- Born: 1949 (age 76–77) Dhanbad, India
- Education: Wharton School (MBA)
- Title: Founder of Ujjivan Small Finance Bank;

= Samit Ghosh =

Founder of Ujjivan Financial Services Limited

Samit Ghosh is an Indian business executive, who founded Ujjivan Financial Services Limited, and was its managing director and chief executive officer until 31 January 2017, when he accepted an equivalent role with subsidiary Ujjivan Small Finance Bank. He was CEO of Ujjivan Financial Services until 2017, and now its non-executive chairman.
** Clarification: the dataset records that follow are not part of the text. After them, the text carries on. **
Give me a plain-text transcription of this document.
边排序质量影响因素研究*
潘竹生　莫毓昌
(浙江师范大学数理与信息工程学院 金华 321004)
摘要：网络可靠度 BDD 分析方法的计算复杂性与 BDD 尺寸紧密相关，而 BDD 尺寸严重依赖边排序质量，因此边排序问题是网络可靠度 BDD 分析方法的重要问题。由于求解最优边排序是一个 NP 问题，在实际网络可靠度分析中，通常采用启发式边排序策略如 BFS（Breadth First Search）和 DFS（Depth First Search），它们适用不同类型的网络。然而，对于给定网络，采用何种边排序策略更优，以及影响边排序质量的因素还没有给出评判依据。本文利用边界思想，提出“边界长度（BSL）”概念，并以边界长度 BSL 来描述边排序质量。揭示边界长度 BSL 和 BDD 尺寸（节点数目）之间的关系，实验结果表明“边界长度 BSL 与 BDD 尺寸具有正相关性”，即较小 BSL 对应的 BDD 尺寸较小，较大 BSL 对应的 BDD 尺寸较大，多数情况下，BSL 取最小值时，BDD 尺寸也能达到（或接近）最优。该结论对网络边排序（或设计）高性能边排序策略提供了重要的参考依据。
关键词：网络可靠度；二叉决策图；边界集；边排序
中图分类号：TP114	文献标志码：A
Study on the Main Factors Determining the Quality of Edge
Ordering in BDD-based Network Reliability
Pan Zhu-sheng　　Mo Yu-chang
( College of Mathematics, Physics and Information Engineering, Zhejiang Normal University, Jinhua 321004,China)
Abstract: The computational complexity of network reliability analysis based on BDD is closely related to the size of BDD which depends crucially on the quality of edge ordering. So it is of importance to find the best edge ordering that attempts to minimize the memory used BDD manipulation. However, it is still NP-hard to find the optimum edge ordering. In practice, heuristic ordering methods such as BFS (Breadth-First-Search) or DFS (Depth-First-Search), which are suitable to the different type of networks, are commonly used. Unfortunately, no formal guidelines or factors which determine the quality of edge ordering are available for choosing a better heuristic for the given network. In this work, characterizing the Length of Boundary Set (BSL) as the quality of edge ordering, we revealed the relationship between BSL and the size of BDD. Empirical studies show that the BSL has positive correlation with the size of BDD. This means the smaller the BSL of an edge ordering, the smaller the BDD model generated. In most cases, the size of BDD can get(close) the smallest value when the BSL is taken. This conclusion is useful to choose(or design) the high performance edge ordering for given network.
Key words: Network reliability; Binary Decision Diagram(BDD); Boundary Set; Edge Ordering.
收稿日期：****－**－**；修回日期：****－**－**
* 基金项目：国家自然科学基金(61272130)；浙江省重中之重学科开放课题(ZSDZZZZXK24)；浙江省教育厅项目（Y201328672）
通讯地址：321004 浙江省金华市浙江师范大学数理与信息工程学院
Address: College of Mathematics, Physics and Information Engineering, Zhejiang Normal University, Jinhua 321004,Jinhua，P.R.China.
== Early life and education ==
Samit Ghosh was born in 1949 to Dr. Sailendra Kumar. Ghosh spent a large part of his early years in Dhanbad. His father was a doctor who served the Indian Army during World War II and set up a number of government hospitals in the poor coal mining areas near Dhanbad. He lost his father at age of 10. His mother was a professor in Sri Shikshyatan College. Ghosh completed his undergraduate in economics from St. Xavier's College in Kolkata and Master of Business Administration in finance from The Wharton School of Business at the University of Pennsylvania, United States.

== Career ==
Ghosh started his career with Citibank in 1975. From 1980 to 1985, he worked as the vice president for investment and corporate banking at Arab Bank in Bahrain. He returned to India in 1985 to rejoin Citibank and was part of the management team which launched retail banking in 1985. He was the vice-president of Citibank between 1975-1980 and again between 1985 and 1993. From 1993 to 1996, he was regional head of personal banking for South Asia and the Middle East at Standard Chartered Bank in Dubai. He later became the CEO of Bank Muscat.

In November 2005, he founded Ujjivan Financial Services in Bengaluru as a non-deposit taking, non-banking financial company (NBFC), primarily operating in the microfinance sector. In 2013, Ujjivan obtained registration with the Reserve Bank of India (RBI) as a non-banking financial company - microfinance institution (NBFC-MFI). From February 1, 2017, he held the position of MD & CEO at Ujjivan Small Finance Bank until his retirement on November 30, 2019. Ghosh is a Non-Executive, Non-Independent Director at Ujjivan Small Finance Bank.

== Other roles ==
He has been the president of Microfinance Institutions Network (MFIN) and chairman of Association of Karnataka Microfinance Institutions (AKMI). Since April 2020, he has been a CSI Partner at the Nudge Centre for Social Innovation, and as a Non-Executive Director at Parinaam Foundation since September 2020.